The International Labour Organisation (ILO) launched the World Day Against Child Labour in June 2002 to focus attention on the global extent of child labour and the action and efforts needed to eliminate it.

The day is marked on June 12 every year to bring together governments, civil society, workers organisations, and communities to advocate a future of work without children.
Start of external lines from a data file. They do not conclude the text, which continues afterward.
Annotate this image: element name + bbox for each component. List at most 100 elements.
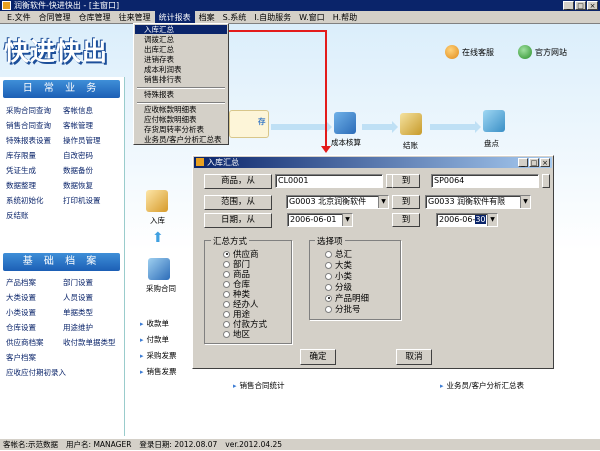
sidebar-item[interactable]: 打印机设置 (63, 195, 120, 207)
maximize-button[interactable]: □ (575, 1, 586, 10)
sidebar-item[interactable]: 数据恢复 (63, 180, 120, 192)
chevron-down-icon[interactable]: ▼ (487, 214, 497, 226)
sales-contract-stats-link[interactable]: 销售合同统计 (233, 380, 285, 391)
close-button[interactable]: × (587, 1, 598, 10)
sidebar-item[interactable]: 客帐信息 (63, 105, 120, 117)
menu-reports[interactable]: 统计报表 (154, 10, 195, 24)
sidebar-item[interactable]: 自改密码 (63, 150, 120, 162)
sidebar-item[interactable]: 供应商档案 (6, 337, 63, 349)
official-site-link[interactable]: 官方网站 (518, 45, 567, 59)
window-titlebar: 润衡软件-快进快出 - [主窗口] _ □ × (0, 0, 600, 11)
sidebar-item[interactable]: 采购合同查询 (6, 105, 63, 117)
product-button[interactable]: 商品，从 (204, 174, 272, 189)
cancel-button[interactable]: 取消 (396, 349, 432, 365)
sidebar-item[interactable]: 用途维护 (63, 322, 120, 334)
menu-item-instock-summary[interactable]: 入库汇总 (135, 25, 227, 34)
menu-archive[interactable]: 档案 (195, 11, 219, 24)
menu-item-special-report[interactable]: 特殊报表 (135, 90, 227, 99)
date-to-field[interactable]: 2006-06-30 ▼ (436, 213, 498, 227)
menu-item-cost-profit[interactable]: 成本利润表 (135, 65, 227, 74)
menu-contract[interactable]: 合同管理 (35, 11, 75, 24)
menu-file[interactable]: E.文件 (3, 11, 35, 24)
purchase-contract-icon[interactable] (148, 258, 170, 280)
online-service-link[interactable]: 在线客服 (445, 45, 494, 59)
chevron-down-icon[interactable]: ▼ (342, 214, 352, 226)
truck-icon[interactable] (483, 110, 505, 132)
menu-help[interactable]: H.帮助 (329, 11, 361, 24)
sidebar-item[interactable]: 大类设置 (6, 292, 63, 304)
sidebar-item[interactable] (63, 352, 120, 364)
receipt-link[interactable]: 收款单 (140, 318, 170, 329)
sidebar-item[interactable]: 客帐管理 (63, 120, 120, 132)
payment-link[interactable]: 付款单 (140, 334, 170, 345)
ok-button[interactable]: 确定 (300, 349, 336, 365)
menu-item-outstock-summary[interactable]: 出库汇总 (135, 45, 227, 54)
sidebar-item[interactable]: 部门设置 (63, 277, 120, 289)
sidebar-item[interactable]: 系统初始化 (6, 195, 63, 207)
minimize-button[interactable]: _ (563, 1, 574, 10)
menu-accounts[interactable]: 往来管理 (115, 11, 155, 24)
menu-system[interactable]: S.系统 (219, 11, 251, 24)
product-from-field[interactable]: CL0001 (275, 174, 383, 188)
summary-option[interactable]: 地区 (223, 328, 250, 340)
sales-invoice-link[interactable]: 销售发票 (140, 366, 177, 377)
ledger-icon[interactable] (400, 113, 422, 135)
inventory-label[interactable]: 盘点 (484, 138, 499, 149)
sidebar-item[interactable]: 销售合同查询 (6, 120, 63, 132)
calculator-icon[interactable] (334, 112, 356, 134)
summary-mode-label: 汇总方式 (211, 235, 250, 247)
sidebar-item[interactable]: 小类设置 (6, 307, 63, 319)
sidebar-item[interactable]: 数据整理 (6, 180, 63, 192)
menu-item-receivable[interactable]: 应收帐款明细表 (135, 105, 227, 114)
cost-accounting-label[interactable]: 成本核算 (331, 137, 361, 148)
date-from-field[interactable]: 2006-06-01 ▼ (287, 213, 353, 227)
menu-warehouse[interactable]: 仓库管理 (75, 11, 115, 24)
sidebar-item[interactable]: 单据类型 (63, 307, 120, 319)
product-to-lookup[interactable] (542, 174, 550, 188)
product-to-field[interactable]: SP0064 (431, 174, 539, 188)
scope-from-select[interactable]: G0003 北京润衡软件 ▼ (286, 195, 389, 209)
menu-item-sales-rank[interactable]: 销售排行表 (135, 75, 227, 84)
sidebar-item[interactable] (63, 367, 120, 379)
scope-to-select[interactable]: G0033 润衡软件有限 ▼ (425, 195, 531, 209)
sidebar-item[interactable]: 人员设置 (63, 292, 120, 304)
settlement-label[interactable]: 结账 (403, 140, 418, 151)
menu-item-inventory-table[interactable]: 进销存表 (135, 55, 227, 64)
menu-item-payable[interactable]: 应付帐款明细表 (135, 115, 227, 124)
instock-icon[interactable] (146, 190, 168, 212)
sidebar-item[interactable]: 库存限量 (6, 150, 63, 162)
date-button[interactable]: 日期，从 (204, 213, 272, 228)
sidebar-item[interactable]: 操作员管理 (63, 135, 120, 147)
dialog-maximize-button[interactable]: □ (529, 158, 539, 167)
instock-label[interactable]: 入库 (150, 215, 165, 226)
sidebar-item[interactable]: 仓库设置 (6, 322, 63, 334)
menu-item-transfer-summary[interactable]: 调拨汇总 (135, 35, 227, 44)
product-to-button[interactable]: 到 (392, 174, 420, 188)
menu-selfservice[interactable]: I.自助服务 (250, 11, 295, 24)
chevron-down-icon[interactable]: ▼ (378, 196, 388, 208)
menu-item-salesman-analysis[interactable]: 业务员/客户分析汇总表 (135, 135, 227, 144)
purchase-contract-label[interactable]: 采购合同 (146, 283, 176, 294)
sidebar-item[interactable]: 数据备份 (63, 165, 120, 177)
sidebar-item[interactable]: 收付款单据类型 (63, 337, 120, 349)
salesman-analysis-link[interactable]: 业务员/客户分析汇总表 (440, 380, 525, 391)
sidebar-item[interactable]: 客户档案 (6, 352, 63, 364)
sidebar-item[interactable] (63, 210, 120, 222)
scope-to-button[interactable]: 到 (392, 195, 420, 209)
date-to-button[interactable]: 到 (392, 213, 420, 227)
sidebar-item[interactable]: 反结账 (6, 210, 63, 222)
sidebar-item[interactable]: 凭证生成 (6, 165, 63, 177)
dialog-close-button[interactable]: × (540, 158, 550, 167)
select-option[interactable]: 分批号 (325, 303, 361, 315)
purchase-invoice-link[interactable]: 采购发票 (140, 350, 177, 361)
sidebar-item[interactable]: 产品档案 (6, 277, 63, 289)
sidebar-item[interactable]: 特殊报表设置 (6, 135, 63, 147)
reports-dropdown: 入库汇总 调拨汇总 出库汇总 进销存表 成本利润表 销售排行表 特殊报表 应收帐… (133, 23, 229, 145)
scope-from-value: G0003 北京润衡软件 (289, 197, 367, 206)
dialog-minimize-button[interactable]: _ (518, 158, 528, 167)
chevron-down-icon[interactable]: ▼ (520, 196, 530, 208)
menu-window[interactable]: W.窗口 (295, 11, 329, 24)
menu-item-turnover[interactable]: 存货周转率分析表 (135, 125, 227, 134)
sidebar-item[interactable]: 应收应付期初录入 (6, 367, 66, 379)
scope-button[interactable]: 范围，从 (204, 195, 272, 210)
Making a statement in an address read on his behalf at Nayorku in the West Mamprusi District in the Northern Region, to mark this year's World Day Against Child Labour in the region, the Executive Director of Regional Advisory and Information Network Systems (RAINS), a Tamale-based non-governmental organisation (NGO), Mr Hardi Tijani, advised parents to refrain from the practice of engaging their children of schoolage in economic activities since that would affect their development and survival in future.

Economic ventures

He said it had become a common practice particularly among some parents in rural communities, to engage their children of school age in economic ventures, thereby denying them education and shattering their dreams in life.

Criminal activities

For his part, the West Mamprusi District Director of Social Welfare and Community Development, Mr Abdul-Wahabu Ibrahim, said it was criminal to engage children of school age in any form of economic activity.

He added: “It is wrong and criminal for any child of school- age to engage in economic activities that will affect his or her survival and development.”

He, therefore, called on parents to be responsible by providing food and the essential needs of their children without engaging them in labour.

In his remarks, the West Mamprusi District Chief Executive (DCE), Mr David Wuni, said the best way to end child labour was to monitor to check the supply chain of businesses that engaged children as agents of mobilisation, production and distribution.

He said it was about time parents recognised child labour as a form of slavery and an abuse of the rights of their children.